Gutierrez addressed the crowd in Spanish and English as part of the ceremony.

''Everyone wanted to come and see my horse and we were so excited for today,'' he said. ''Everything happens for a reason. We're not competing in the race anymore, but it's my pleasure to be here.''

Gutierrez, largely unknown before the Derby, later reflected on what I'll Have Another meant to his career.

''He's the one that brought us here,'' Gutierrez said. ''We have to take care of him. If it wasn't for him, I wouldn't be here. He's given this to me. I've got the Kentucky Derby. I got the Preakness. No one can take it away. It will stay with me the rest of my life, thanks to I'll Have Another. He made that possible.''

Upon learning I'll Have Another was scratched from the Belmont, Gutierrez was prepared to pack up and go home to California. Trainer Doug O'Neill and owner Paul Reddam convinced him to ride out the weekend at Belmont.

''They said, 'No, we're sticking around' It's like every sport when something bad happens. You have to keep moving forward. This is my job. This is what I do.''

Before heading off to ride another race, Gutierrez reflected on what might have been.

''A lot of people didn't believe in him since the Santa Anita Derby, the Kentucky Derby,'' Gutierrez said. ''He proved them wrong. I know if he was 100 percent today, he would prove everybody wrong again.''

Rosie's ride

Rosie Napravnik finished fifth aboard Five Sixteen, the second-best finish by a female jockey in a Triple Crown race. Julie Krone won the 1993 Belmont Stakes aboard Colonial Affair.

Napravnik, the sixth woman to ride in a Triple Crown race, had the best finish in the Kentucky Derby when Pants On Fire was ninth last year. Patty Cooksey had the highest finish by a woman in the Preakness. She was sixth aboard Tajwa in 1985.

In 1970, Diane Crump became the first female jockey to ride in a Triple Crown race, guiding Fathom to 15th place in the Kentucky Derby.


Desert Blanc beat Papaw Bodie by a nose to cap a furious stretch battle in the $500,000 Manhattan Handicap on the Belmont Stakes undercard.

Desert Blanc got the nod in the photo finish for his first win in the two starts in the US. The 4-year-old trained by Chad Brown started his career in France with three wins in his first five outings.

Ramon Dominguez was aboard as Desert Blanc ran the 1-1/4 miles in 1:59.65, paying $14.80 to win.

Trinniberg shortened up in distance to score a pacesetting victory in the $400,000 Woody Stephens for 3-year-old sprinters.

He took an ambitious swing in the 1-1/4 mile Kentucky Derby, tracking the front-running Bodemeister in second before fading to 17th.

The Woody Stephens, at seven furlongs, was more to his liking.
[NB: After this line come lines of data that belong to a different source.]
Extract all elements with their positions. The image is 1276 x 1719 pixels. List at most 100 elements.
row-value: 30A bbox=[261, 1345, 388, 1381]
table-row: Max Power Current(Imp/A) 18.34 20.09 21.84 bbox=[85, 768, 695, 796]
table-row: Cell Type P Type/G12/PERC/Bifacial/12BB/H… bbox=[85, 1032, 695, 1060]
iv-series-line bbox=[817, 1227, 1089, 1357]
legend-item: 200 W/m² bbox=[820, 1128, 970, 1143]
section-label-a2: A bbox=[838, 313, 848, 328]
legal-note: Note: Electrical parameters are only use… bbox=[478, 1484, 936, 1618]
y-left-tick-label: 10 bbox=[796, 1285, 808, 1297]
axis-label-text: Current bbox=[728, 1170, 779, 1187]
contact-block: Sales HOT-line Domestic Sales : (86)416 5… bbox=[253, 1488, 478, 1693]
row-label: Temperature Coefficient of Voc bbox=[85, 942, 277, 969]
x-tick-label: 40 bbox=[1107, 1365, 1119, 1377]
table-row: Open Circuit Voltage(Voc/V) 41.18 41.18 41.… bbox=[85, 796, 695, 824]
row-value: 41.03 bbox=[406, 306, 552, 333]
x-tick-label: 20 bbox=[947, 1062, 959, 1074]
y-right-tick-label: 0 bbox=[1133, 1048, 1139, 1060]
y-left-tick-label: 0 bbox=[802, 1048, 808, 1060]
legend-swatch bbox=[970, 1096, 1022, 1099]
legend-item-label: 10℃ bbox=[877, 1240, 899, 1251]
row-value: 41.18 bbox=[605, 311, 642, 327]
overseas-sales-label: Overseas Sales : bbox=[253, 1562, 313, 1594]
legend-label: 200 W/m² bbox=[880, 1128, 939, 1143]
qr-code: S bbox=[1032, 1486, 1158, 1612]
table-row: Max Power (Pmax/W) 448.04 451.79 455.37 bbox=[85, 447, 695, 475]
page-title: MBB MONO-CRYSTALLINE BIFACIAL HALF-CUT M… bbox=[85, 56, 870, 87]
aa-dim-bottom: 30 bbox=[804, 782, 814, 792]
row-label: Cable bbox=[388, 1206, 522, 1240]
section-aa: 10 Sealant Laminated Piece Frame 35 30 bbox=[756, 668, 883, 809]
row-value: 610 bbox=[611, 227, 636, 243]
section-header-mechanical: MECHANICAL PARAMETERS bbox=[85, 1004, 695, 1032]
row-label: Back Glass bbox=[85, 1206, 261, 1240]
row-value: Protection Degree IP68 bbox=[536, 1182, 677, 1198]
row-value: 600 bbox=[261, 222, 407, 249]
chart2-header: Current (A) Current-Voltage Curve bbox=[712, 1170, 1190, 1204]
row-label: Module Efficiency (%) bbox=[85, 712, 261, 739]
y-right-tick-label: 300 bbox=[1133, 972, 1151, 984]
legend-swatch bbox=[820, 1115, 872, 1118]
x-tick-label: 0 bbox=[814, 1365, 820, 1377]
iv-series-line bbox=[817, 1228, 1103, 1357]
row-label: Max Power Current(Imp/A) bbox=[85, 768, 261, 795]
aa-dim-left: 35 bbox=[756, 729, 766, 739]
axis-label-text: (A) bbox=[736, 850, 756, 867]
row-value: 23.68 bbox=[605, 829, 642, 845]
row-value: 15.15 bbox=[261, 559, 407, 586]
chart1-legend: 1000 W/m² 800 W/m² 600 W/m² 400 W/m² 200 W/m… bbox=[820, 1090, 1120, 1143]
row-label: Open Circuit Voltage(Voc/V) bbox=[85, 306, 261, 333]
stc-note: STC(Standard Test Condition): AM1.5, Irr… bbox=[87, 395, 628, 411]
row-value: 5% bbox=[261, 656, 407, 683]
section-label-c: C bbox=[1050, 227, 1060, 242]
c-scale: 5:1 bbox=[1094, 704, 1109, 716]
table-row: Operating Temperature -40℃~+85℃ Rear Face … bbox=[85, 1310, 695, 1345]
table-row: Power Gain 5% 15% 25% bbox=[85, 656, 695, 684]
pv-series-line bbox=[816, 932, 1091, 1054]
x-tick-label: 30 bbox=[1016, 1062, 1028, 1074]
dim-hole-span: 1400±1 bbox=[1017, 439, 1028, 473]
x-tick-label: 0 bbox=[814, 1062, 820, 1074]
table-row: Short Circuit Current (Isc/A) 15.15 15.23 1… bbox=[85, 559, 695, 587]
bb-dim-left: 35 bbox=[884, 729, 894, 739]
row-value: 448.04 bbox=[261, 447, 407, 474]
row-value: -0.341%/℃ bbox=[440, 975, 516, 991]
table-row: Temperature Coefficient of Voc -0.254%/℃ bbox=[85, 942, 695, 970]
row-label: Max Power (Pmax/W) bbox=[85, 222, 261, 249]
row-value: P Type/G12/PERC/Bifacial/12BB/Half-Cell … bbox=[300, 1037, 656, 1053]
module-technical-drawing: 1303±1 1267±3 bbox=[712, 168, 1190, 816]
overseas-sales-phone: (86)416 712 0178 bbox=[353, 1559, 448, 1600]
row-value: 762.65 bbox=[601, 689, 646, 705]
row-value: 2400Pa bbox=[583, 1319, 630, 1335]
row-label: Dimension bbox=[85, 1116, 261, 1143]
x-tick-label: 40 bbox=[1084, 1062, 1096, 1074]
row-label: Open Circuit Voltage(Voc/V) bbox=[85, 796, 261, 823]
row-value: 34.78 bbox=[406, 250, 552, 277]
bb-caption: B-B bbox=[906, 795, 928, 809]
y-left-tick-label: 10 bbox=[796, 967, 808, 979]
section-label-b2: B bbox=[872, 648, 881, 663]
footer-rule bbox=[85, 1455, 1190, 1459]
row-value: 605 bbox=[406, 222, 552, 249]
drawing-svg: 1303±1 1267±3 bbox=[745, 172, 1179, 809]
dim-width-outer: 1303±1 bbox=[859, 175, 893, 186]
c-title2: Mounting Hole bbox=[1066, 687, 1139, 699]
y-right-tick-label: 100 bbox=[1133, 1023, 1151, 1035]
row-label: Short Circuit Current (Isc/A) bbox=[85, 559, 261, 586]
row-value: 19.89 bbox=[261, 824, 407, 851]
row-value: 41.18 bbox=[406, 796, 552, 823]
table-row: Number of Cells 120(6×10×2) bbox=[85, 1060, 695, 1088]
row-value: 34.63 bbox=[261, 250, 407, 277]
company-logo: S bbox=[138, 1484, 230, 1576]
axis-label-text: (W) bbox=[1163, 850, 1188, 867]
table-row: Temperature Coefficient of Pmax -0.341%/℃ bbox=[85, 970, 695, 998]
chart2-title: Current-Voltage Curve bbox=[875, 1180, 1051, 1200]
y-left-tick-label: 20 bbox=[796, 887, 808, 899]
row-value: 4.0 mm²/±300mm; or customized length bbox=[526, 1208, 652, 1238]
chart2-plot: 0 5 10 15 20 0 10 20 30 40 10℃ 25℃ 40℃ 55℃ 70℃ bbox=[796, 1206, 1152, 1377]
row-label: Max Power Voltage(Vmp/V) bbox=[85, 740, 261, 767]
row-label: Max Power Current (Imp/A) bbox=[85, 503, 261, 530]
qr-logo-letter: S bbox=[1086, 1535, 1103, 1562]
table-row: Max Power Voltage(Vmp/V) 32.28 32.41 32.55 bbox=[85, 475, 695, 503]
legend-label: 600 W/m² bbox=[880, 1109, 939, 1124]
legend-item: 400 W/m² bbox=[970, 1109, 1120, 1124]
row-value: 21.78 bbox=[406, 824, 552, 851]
Willie Martinez gunned him to the front and Trinniberg was determined in the lane, holding off Currency Swap by 1-3/4 lengths. He improved to 4 for 9 for trainer Bisnath Parboo, paying $7.70 to win as the 5-2 favorite

Tapitsfly led all the way to take the $500,000 Just A Game Stakes for fillies and mares on the turf. Ramon Dominguez guided the gray 5-year-old to a 2-1/4 length score over Winter Memories for trainer Dale Romans. She paid $8.40 to win

Caixa Eletronica rallied to capture the $400,000 True North Handicap with Javier Castellano riding for trainer Todd Pletcher, paying $9.20 as the 7-2 choice. The race was marred by the breakdown in midstretch by Giant Ryan, the 2011 New York-bred Horse of the Year, in midstretch.

Teeth of the Dog, fifth in the Preakness, bounced back to win the $100,000 Easy Goer Stakes for 3-year-olds. Joel Rosario was aboard for trainer Michael Matz. He paid $6.10 to win as the 2-1 favorite.